Recently, the Indian Navy conducted a major exercise off the Andaman and Nicobar Islands in a clear display of strategic intent against China amid the ongoing standoff in eastern Ladakh. In addition to that, the runways at naval air station INS Kohassa at Shibpur in North Andaman are extended to support operations by large aircraft.

Andaman and Nicobar Command (ANC) is India’s first and only “theatre command” with all land, sea and air forces under one operational commander. Even the 10-year infrastructure development “roll-on” plan worth Rs. 5,000 crores is fast-tracked. Analysts believe that these make the “choke points” of China which can be threatened via ANC.“When India first began developing the Andaman and Nicobar  Islands in the mid-1980s, observers said that Malaysia and Indonesia had been wary. Jakarta and Kuala Lumpur feared that India would use its military facilities in the islands to dominate its region, and project power east of Malacca,” wrote Abhijit Singh, a retired naval officer.

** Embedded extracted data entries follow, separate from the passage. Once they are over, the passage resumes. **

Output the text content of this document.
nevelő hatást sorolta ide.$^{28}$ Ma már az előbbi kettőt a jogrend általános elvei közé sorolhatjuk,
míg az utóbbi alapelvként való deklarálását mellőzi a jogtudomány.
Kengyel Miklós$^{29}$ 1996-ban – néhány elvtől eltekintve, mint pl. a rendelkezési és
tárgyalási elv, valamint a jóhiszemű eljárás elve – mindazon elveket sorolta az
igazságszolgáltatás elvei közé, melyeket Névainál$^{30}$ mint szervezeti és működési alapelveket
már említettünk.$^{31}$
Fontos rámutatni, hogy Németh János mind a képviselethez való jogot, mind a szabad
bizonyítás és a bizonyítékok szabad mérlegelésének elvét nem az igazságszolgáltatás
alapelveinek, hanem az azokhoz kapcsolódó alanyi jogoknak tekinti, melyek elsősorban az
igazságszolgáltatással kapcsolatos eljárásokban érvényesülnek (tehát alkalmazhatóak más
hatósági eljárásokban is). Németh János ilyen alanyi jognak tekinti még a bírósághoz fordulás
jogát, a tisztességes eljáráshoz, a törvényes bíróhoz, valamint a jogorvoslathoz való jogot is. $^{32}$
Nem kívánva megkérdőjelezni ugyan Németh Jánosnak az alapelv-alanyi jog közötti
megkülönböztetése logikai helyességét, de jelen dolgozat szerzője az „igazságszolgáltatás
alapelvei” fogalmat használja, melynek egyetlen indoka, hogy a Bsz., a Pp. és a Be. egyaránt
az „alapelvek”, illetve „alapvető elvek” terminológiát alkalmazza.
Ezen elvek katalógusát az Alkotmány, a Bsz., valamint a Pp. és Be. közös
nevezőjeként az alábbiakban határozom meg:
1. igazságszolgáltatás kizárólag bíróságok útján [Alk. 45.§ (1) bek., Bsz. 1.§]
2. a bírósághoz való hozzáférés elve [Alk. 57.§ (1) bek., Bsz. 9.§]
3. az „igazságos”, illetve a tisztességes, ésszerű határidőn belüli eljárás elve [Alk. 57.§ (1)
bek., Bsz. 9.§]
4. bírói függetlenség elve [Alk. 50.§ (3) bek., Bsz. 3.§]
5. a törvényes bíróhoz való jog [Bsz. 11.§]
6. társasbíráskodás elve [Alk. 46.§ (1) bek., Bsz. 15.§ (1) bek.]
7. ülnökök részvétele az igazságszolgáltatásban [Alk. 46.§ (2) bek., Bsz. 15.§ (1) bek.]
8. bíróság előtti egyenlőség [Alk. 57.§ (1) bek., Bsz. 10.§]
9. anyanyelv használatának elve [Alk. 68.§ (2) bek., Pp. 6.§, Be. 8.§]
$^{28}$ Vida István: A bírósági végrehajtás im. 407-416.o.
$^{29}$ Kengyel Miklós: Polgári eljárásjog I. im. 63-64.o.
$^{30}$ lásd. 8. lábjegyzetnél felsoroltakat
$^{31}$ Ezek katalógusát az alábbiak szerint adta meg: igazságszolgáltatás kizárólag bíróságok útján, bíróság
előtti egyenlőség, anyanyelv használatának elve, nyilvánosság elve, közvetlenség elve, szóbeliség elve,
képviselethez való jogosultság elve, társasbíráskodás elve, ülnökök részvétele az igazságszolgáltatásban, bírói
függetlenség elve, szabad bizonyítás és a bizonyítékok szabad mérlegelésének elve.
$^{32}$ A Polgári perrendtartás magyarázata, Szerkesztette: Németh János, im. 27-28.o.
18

He added that New Delhi’s willingness to keep its security presence at the strategic islands to a minimum assured many in Asia that its motives were benign.

“Today, amid growing threats from China, New Delhi seems open to the idea of militarizing the islands. But, many believe that opening up Andaman and Nicobar Island’s military facilities to foreign navies could still spook regional states.”

The critics have also pointed out the environmental costs of the infrastructure projects planned by Niti Aayog to construct hotels, resorts and a trans-shipment hub. Many islands are already facing significant damage due to the climate crisis.Singh explained the “kind of asymmetry” that lies in the proposition of militarisation of the islands. The Indian navy’s plans to offer logistical support to partner navies do not, ostensibly, include its island facilities.

India and the US signed the logistics pact but it doesn’t allow the US navy ships access to the islands. Even with the Changi naval base in Singapore that provides logistical support to the Indian navy ships, similar access isn’t reciprocated by India at Andaman and Nicobar islands.

In 2016, India and Japan discussed a joint project to enhance infrastructure in the islands, including a proposal to install a sound surveillance sensors (SOSUS) chain to improve India’s underwater domain awareness.

“The plan was to integrate India’s undersea sensor chain with the existing US-Japan “Fish Hook” SOSUS network meant specifically to monitor People’s Liberation Army-Navy (PLAN) submarine activity in the South China Sea and the Indian Ocean Rim,” said Singh.

He further added that its utility in detecting Chinese submarines, a region-wide undersea chain of sensors has implications that call for a degree of caution. “In particular, Delhi needs to consider the possibility that operating sensitive equipment with foreign partners might involve sharing of critical undersea’ data with foreign collaborators,” he stated.

The Japanese Maritime Self -Defence Force (JMSDF) and US Navy personnel jointly maintain the JMSDF Oceanographic Observation Centre in Okinawa, the information is available to the US Pacific Command, and the facility is controlled by the US Navy. Such a collaboration that would require information access is bound to make the Indian Navy uncomfortable.

Analysts argue that with China’s growing presence in the Indian Ocean through its Belt and Road Initiative (BRI) outposts in the Bay of Bengal and New Delhi’s joint exercises carried out with the US and Japanese navy in the Indian Ocean, Beijing may seek military access through its friendly nations.

“Strengthening collaboration with Indo-Pacific partners at the Andaman and Nicobar islands is very much an option for Indian decision-makers to consider. But New Delhi must also take into account the downsides of offering foreign navies access to its island facilities. The final decision should be based on a dispassionate weighing of costs and benefits,” Singh concluded.